I guess a question for Denis, just around the provisioning outlook for GreenSky. You mentioned, the macro scenario, how that would impact you. When we think about just the origination activity, it's a new business for us. Just remind us how you think about incremental provisioning tied to new origination for GreenSky.

Denis Coleman
CFO, Goldman Sachs

Sure. I think, you know, one of the important credit underpinnings of the merchant point of sale business is actually the profile of the end consumers that are customers of the merchants. Stephanie highlighted their FICO score at 770. The fact that they are homeowners, they're generally making investments in their homes with the financing that's provided. We think they're generally higher quality credit risks, and the historical loss experience for that group of end consumers is a lot lower than a generic set of consumers given their, given their FICO characteristics. Ultimately, that business has just started to come onto our balance sheet. We're observing the performance of those customers.

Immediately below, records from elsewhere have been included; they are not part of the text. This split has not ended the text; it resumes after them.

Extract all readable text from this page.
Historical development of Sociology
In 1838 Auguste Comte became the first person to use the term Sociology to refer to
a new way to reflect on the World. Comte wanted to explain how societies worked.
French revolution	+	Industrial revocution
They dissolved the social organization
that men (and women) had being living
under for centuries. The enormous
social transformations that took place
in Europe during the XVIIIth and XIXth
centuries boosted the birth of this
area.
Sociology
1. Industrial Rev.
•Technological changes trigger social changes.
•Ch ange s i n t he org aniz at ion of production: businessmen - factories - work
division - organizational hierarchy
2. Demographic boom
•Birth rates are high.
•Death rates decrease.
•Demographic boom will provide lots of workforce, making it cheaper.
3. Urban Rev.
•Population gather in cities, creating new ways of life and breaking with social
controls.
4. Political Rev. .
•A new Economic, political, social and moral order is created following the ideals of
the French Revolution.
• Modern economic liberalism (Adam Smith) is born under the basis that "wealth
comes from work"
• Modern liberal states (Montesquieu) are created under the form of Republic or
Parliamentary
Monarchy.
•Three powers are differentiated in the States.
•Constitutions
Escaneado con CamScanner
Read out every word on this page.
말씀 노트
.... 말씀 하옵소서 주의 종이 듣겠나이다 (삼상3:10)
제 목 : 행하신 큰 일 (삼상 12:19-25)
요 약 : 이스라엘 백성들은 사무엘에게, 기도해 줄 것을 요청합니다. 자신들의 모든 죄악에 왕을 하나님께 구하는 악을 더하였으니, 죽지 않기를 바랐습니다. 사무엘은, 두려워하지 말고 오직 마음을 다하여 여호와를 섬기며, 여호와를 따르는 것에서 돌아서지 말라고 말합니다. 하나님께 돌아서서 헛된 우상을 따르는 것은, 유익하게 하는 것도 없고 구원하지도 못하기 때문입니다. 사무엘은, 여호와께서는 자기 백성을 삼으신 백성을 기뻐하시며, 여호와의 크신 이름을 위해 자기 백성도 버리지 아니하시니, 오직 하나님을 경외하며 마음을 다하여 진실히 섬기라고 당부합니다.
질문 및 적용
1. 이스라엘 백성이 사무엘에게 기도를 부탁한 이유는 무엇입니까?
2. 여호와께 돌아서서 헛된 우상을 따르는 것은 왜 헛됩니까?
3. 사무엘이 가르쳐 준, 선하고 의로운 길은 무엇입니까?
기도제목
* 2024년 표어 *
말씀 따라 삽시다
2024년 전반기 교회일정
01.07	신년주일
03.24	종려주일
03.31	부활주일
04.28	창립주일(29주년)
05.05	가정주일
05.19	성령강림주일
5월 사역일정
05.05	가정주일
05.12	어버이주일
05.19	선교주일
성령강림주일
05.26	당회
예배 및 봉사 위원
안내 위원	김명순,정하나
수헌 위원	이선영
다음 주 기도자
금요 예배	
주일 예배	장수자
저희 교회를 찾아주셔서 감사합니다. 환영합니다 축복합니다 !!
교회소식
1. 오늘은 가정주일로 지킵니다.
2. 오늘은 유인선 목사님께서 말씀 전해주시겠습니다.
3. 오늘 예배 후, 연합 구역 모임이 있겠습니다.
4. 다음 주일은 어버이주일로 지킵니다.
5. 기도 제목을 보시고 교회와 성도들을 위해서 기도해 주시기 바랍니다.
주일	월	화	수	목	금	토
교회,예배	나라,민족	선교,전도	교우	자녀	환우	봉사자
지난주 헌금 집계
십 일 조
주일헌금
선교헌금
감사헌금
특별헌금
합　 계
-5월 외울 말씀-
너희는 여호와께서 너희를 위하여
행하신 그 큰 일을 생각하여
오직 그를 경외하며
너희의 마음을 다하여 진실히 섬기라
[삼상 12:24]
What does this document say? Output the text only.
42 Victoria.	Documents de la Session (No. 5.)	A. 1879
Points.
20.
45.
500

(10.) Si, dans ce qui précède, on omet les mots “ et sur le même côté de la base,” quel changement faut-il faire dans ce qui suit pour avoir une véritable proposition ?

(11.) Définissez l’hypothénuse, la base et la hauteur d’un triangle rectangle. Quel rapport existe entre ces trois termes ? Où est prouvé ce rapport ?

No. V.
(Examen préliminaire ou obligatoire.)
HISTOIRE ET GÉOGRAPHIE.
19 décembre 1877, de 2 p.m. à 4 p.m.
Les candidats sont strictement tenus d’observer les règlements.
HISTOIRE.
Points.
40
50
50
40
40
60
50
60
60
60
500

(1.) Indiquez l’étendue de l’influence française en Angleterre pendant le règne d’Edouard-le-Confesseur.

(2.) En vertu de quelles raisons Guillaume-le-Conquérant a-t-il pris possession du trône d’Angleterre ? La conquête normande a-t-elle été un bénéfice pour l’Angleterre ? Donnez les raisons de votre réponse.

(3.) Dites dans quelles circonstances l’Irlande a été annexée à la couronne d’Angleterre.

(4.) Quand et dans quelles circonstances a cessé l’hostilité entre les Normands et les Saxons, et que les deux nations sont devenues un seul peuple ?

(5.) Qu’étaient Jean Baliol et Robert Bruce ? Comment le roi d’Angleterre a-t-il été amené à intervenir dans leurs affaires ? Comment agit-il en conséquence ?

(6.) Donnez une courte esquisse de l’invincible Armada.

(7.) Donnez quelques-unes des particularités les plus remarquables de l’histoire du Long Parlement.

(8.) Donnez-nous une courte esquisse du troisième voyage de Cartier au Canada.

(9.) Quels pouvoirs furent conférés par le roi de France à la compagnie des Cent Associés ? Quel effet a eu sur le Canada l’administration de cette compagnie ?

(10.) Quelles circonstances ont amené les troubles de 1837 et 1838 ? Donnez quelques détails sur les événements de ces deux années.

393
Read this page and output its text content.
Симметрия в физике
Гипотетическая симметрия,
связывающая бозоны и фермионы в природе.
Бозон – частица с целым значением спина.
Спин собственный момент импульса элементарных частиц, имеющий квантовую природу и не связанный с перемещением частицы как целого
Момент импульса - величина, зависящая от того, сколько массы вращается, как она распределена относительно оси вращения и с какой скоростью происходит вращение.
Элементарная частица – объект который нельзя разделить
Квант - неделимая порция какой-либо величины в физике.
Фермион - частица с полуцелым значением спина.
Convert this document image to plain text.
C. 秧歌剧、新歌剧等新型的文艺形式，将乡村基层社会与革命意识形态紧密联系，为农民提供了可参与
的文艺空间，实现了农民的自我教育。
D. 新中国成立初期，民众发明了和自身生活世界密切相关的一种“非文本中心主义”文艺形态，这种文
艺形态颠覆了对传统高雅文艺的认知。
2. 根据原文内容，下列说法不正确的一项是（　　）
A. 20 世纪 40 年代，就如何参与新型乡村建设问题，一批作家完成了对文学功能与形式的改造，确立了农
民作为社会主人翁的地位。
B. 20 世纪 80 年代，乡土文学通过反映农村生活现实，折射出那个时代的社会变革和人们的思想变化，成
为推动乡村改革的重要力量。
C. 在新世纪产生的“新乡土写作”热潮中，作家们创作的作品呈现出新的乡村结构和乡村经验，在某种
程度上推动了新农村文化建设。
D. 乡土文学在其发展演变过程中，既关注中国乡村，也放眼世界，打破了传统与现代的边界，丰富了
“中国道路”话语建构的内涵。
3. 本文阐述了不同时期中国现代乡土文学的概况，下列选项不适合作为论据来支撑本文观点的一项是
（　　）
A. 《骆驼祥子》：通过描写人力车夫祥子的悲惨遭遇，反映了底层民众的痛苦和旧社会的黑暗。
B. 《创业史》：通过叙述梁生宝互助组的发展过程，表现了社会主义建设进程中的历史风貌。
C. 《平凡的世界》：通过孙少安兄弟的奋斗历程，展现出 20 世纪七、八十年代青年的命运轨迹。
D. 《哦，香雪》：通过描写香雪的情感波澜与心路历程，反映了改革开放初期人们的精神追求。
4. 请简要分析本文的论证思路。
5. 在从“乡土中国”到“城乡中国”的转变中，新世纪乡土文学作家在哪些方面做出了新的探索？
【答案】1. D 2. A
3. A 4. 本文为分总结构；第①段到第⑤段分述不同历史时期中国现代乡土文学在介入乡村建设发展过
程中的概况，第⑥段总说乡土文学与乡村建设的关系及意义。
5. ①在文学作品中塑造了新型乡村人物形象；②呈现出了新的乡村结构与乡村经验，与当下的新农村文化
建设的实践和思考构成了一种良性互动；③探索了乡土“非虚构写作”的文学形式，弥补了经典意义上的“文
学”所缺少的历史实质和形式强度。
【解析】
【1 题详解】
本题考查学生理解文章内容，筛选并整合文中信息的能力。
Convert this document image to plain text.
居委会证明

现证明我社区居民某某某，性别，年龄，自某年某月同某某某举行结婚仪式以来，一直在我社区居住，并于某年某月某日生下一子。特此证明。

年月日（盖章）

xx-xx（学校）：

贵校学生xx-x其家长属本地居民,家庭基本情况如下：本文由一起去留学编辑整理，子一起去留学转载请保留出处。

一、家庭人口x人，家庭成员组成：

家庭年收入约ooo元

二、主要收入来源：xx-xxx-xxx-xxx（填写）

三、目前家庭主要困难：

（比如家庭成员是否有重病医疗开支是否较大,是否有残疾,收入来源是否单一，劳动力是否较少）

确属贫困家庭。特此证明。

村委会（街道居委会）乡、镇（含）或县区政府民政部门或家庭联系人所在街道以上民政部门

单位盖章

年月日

We are baking in both, you know, what we can observe in terms of the activity and payment of those end customers, as well as the general macroeconomic outlook. They're not independent of that outlook, notwithstanding their relatively stronger credit position. It is a higher quality group of borrowers than perhaps other components of the consumer platforms business.

David Solomon
Chairman and CEO, Goldman Sachs

I just, before I invite you all to, you know, to join us, to join us for lunch, I do wanna thank you for coming. I do wanna thank you for spending time with us. I do wanna thank you for your interest. We are working very, very hard to execute on our strategy. We'll continue to share more with you know, as we can, and we welcome your feedback. You know, if you have feedback for us, please reach out. We'd be delighted to hear it. We're gonna continue to stay focused on operating Goldman Sachs for our shareholders, and I hope you've enjoyed the day. I hope you enjoy the lunches. Have a great day. Thank you.